The attack which happened at Ha Thamae in Maseru in 2016 saw Mr. Lloyd Mutungamiri shot two times and left in a critical condition after one of the bullets shattered his lower jaw, requiring him to undergo extensive facial surgery.
He is claiming M12,997,500 damages for hospital expenses, pain and suffering, loss of amenities, and loss of income.
Mr. Mutungamiri has filed the claim in the Lesotho High Court, where he is claiming M3 million; for hospital and medical expenses, M3 million for further medical expenses; M6 million for pain and suffering and loss of amenities of life; M3 million for spitely comments; M665,000 for loss of earning capacity, and M32,500 for damage to his wife’s vehicle.
In his court papers Mr. Mutungamiri says that on or about July 9, 2016 he was unlawfully attacked and shot at, at the entrance to his home.
“One of the bullets passed through the mouth and inflicted serious damage to his various oral areas thereby searing his tongue, lips, left side oral tissue before lodging below his ear.”
In the process, the crushed broken glasses from the broken car window entered and cut Mr.
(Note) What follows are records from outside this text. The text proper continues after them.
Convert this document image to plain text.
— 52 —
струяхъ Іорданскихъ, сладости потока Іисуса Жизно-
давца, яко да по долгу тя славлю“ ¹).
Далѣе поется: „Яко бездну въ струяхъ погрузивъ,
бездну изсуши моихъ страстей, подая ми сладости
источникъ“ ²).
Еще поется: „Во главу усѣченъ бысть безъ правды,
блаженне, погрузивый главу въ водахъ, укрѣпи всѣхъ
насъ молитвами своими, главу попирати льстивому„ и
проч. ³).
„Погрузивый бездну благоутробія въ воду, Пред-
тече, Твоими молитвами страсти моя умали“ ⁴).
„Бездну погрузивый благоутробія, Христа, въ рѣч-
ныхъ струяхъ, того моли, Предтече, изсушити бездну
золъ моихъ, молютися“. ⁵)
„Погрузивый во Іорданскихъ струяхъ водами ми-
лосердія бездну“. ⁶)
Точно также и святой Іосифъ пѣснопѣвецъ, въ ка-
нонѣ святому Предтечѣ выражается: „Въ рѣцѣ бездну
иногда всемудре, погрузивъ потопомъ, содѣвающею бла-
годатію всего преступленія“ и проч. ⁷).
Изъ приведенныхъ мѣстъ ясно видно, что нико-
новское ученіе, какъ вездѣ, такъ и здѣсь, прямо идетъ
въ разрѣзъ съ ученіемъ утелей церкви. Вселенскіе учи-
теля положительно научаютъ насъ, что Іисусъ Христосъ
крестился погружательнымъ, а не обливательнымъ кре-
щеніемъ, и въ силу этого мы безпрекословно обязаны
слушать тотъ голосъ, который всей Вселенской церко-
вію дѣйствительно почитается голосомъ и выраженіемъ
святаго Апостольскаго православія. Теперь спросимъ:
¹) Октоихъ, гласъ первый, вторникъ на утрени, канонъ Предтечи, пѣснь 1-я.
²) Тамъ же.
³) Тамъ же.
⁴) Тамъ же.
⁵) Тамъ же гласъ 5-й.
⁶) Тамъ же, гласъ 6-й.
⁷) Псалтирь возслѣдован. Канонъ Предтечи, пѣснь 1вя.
Mutungamiri’s eyes and caused further serious facial injuries. The other bullet hit him on the right hand and broke his two fingers.
After the shooting, he lost control of his car and rammed into his wife’s car parked in the garage, damaging its boot and bonnet.
According to the court papers, Mr. Mutungamiri’s family was forced to relocate to a guest house in neighbouring South Africa.
Meanwhile, five members of the LDF have since been charged with the attempted murder of Mr. Mutungamiri. Their trial began in December last year.
Rights organisations welcomed the arraignment of the suspects, with Amnesty International having warned that “the trial needs to send a clear message that the targeting of journalists will not be tolerated in Lesotho”.